A New Look at the Work of the Deputy Marshals
The history of the deputy U.S. marshals that served Judge Isaac C. Parker is often veiled in myth and misconstruction. Tall tales of daring deeds are more frequently conveyed than the realities of the lives of the officers who served the Federal Court for the Western District of Arkansas. Films, popular histories and the media have painted a portrait of men larger than life and who, even if their methods were questionable, rarely strayed from the path of justice.
Fortunately, the federal court and Department of Justice left behind documents that provide a deeper understanding of the operation of the U.S. Marshal’s office in Fort Smith. In the holdings of the National Archives, both in College Park, Maryland and in Fort Worth, Texas, thousands of pieces of paper testify to the range of situations—from the mundane to the extraordinary--that deputy marshals experienced.
In particular, an 1886 investigation by the Department of Justice affords a professional assessment of the efficiency of the law enforcement operation in the Western District of Arkansas. In September of that year, the U.S. Attorney General asked David Fisher and Thomas Hardin to examine whether the great expense of this district was justified. The two men arrived in Fort Smith, which had served as the seat of the court since 1872, and conducted their interviews at the courthouse/jail complex. Jurors, witnesses, defendants, deputy marshals, guards and posse comitatus were all subject to questioning. Fisher and Hardin collected their evidence in nearly one hundred affidavits, all of which still exist in the National Archives.
From this material, the routine of deputy marshals becomes evident. They received writs (warrants) or subpoenas from the U.S. marshal or his chief deputy in Fort Smith. From that point, the deputy was solely responsible for the service of those court documents. Arrangements for traveling to the place of arrest or service were left to the judgment of the officer. He purchased supplies, hired guards or posse, armed himself and determined how to proceed in tracking down suspects or witnesses.

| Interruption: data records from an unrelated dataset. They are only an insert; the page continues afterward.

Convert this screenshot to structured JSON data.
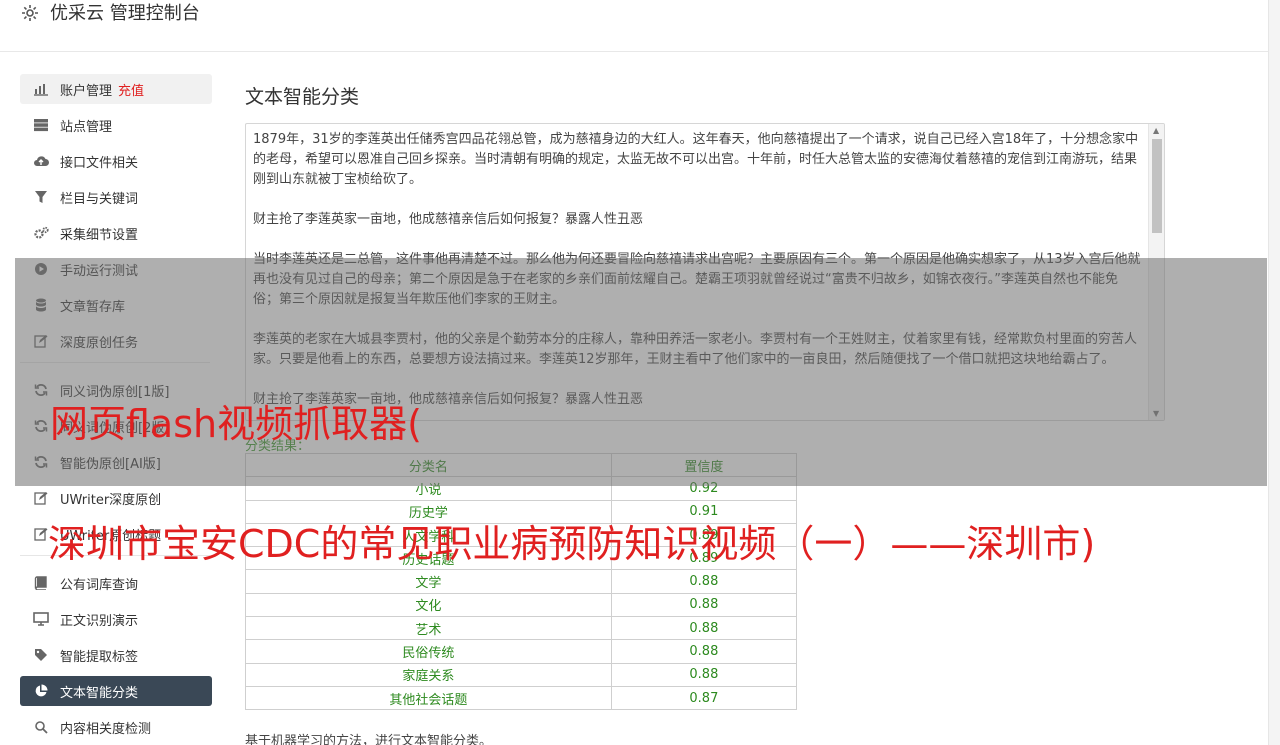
{
  "app": {
    "title": "优采云 管理控制台",
    "logo_icon": "gear-icon"
  },
  "sidebar": {
    "items": [
      {
        "label": "账户管理",
        "badge": "充值",
        "icon": "bar-chart-icon"
      },
      {
        "label": "站点管理",
        "icon": "server-icon"
      },
      {
        "label": "接口文件相关",
        "icon": "cloud-upload-icon"
      },
      {
        "label": "栏目与关键词",
        "icon": "filter-icon"
      },
      {
        "label": "采集细节设置",
        "icon": "gears-icon"
      },
      {
        "label": "手动运行测试",
        "icon": "play-icon"
      },
      {
        "label": "文章暂存库",
        "icon": "database-icon"
      },
      {
        "label": "深度原创任务",
        "icon": "edit-icon"
      },
      {
        "label": "同义词伪原创[1版]",
        "icon": "refresh-icon"
      },
      {
        "label": "同义词伪原创[2版]",
        "icon": "refresh-icon"
      },
      {
        "label": "智能伪原创[AI版]",
        "icon": "refresh-icon"
      },
      {
        "label": "UWriter深度原创",
        "icon": "edit-icon"
      },
      {
        "label": "UWriter原创标题",
        "icon": "edit-icon"
      },
      {
        "label": "公有词库查询",
        "icon": "book-icon"
      },
      {
        "label": "正文识别演示",
        "icon": "monitor-icon"
      },
      {
        "label": "智能提取标签",
        "icon": "tag-icon"
      },
      {
        "label": "文本智能分类",
        "icon": "pie-chart-icon"
      },
      {
        "label": "内容相关度检测",
        "icon": "search-icon"
      }
    ]
  },
  "main": {
    "title": "文本智能分类",
    "text_paragraphs": [
      "1879年，31岁的李莲英出任储秀宫四品花翎总管，成为慈禧身边的大红人。这年春天，他向慈禧提出了一个请求，说自己已经入宫18年了，十分想念家中的老母，希望可以恩准自己回乡探亲。当时清朝有明确的规定，太监无故不可以出宫。十年前，时任大总管太监的安德海仗着慈禧的宠信到江南游玩，结果刚到山东就被丁宝桢给砍了。",
      "财主抢了李莲英家一亩地，他成慈禧亲信后如何报复？暴露人性丑恶",
      "当时李莲英还是二总管，这件事他再清楚不过。那么他为何还要冒险向慈禧请求出宫呢？主要原因有三个。第一个原因是他确实想家了，从13岁入宫后他就再也没有见过自己的母亲；第二个原因是急于在老家的乡亲们面前炫耀自己。楚霸王项羽就曾经说过“富贵不归故乡，如锦衣夜行。”李莲英自然也不能免俗；第三个原因就是报复当年欺压他们李家的王财主。",
      "李莲英的老家在大城县李贾村，他的父亲是个勤劳本分的庄稼人，靠种田养活一家老小。李贾村有一个王姓财主，仗着家里有钱，经常欺负村里面的穷苦人家。只要是他看上的东西，总要想方设法搞过来。李莲英12岁那年，王财主看中了他们家中的一亩良田，然后随便找了一个借口就把这块地给霸占了。",
      "财主抢了李莲英家一亩地，他成慈禧亲信后如何报复？暴露人性丑恶"
    ],
    "result_label": "分类结果：",
    "table": {
      "headers": [
        "分类名",
        "置信度"
      ],
      "rows": [
        [
          "小说",
          "0.92"
        ],
        [
          "历史学",
          "0.91"
        ],
        [
          "人文学科",
          "0.89"
        ],
        [
          "历史话题",
          "0.89"
        ],
        [
          "文学",
          "0.88"
        ],
        [
          "文化",
          "0.88"
        ],
        [
          "艺术",
          "0.88"
        ],
        [
          "民俗传统",
          "0.88"
        ],
        [
          "家庭关系",
          "0.88"
        ],
        [
          "其他社会话题",
          "0.87"
        ]
      ]
    },
    "footnote": "基于机器学习的方法，进行文本智能分类。"
  },
  "overlay": {
    "line1": "网页flash视频抓取器(",
    "line2": "深圳市宝安CDC的常见职业病预防知识视频（一）——深圳市)"
  },
  "colors": {
    "active_bg": "#3a4856",
    "accent_red": "#e02020",
    "result_green": "#2d8a1f"
  }
}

The affidavits collected by the Department of Justice agents specifically record how individual deputies prepared to arrest particular prisoners. These accounts are quite similar in the tasks described. For instance, Fisher and Hardin were able to summarize that deputies usually traveled on horseback accompanied by a “grub” wagon. The officer and his guards, posse and cook were called an “outfit.” They would stay out for weeks at a time, scouring the country in all directions in search of persons for whom they had previously secured warrants. The descriptions also became quite detailed at times, to the point of listing the food consumed on certain trips. We now know that bread, beans, coffee, bacon, beef, molasses, sugar, flour, potatoes, venison and ham were common purchases by the deputies.
The deputy also had to document what actions he took and how many miles he covered. The recording of this information was essential for the officer to receive his pay. Until the last years of the nineteenth century, the U.S. government compensated deputy marshals on a fee system. An arrest earned $2.00. Mileage rates were six cents per mile for traveling to the arrest and ten cents per mile each for the deputy and the prisoner while traveling to Fort Smith. Serving a subpoena garnered fifty cents and six cents per mile to the place of service but nothing for the return trip. The U.S. marshal collected twenty-five percent of these fees before paying his deputies.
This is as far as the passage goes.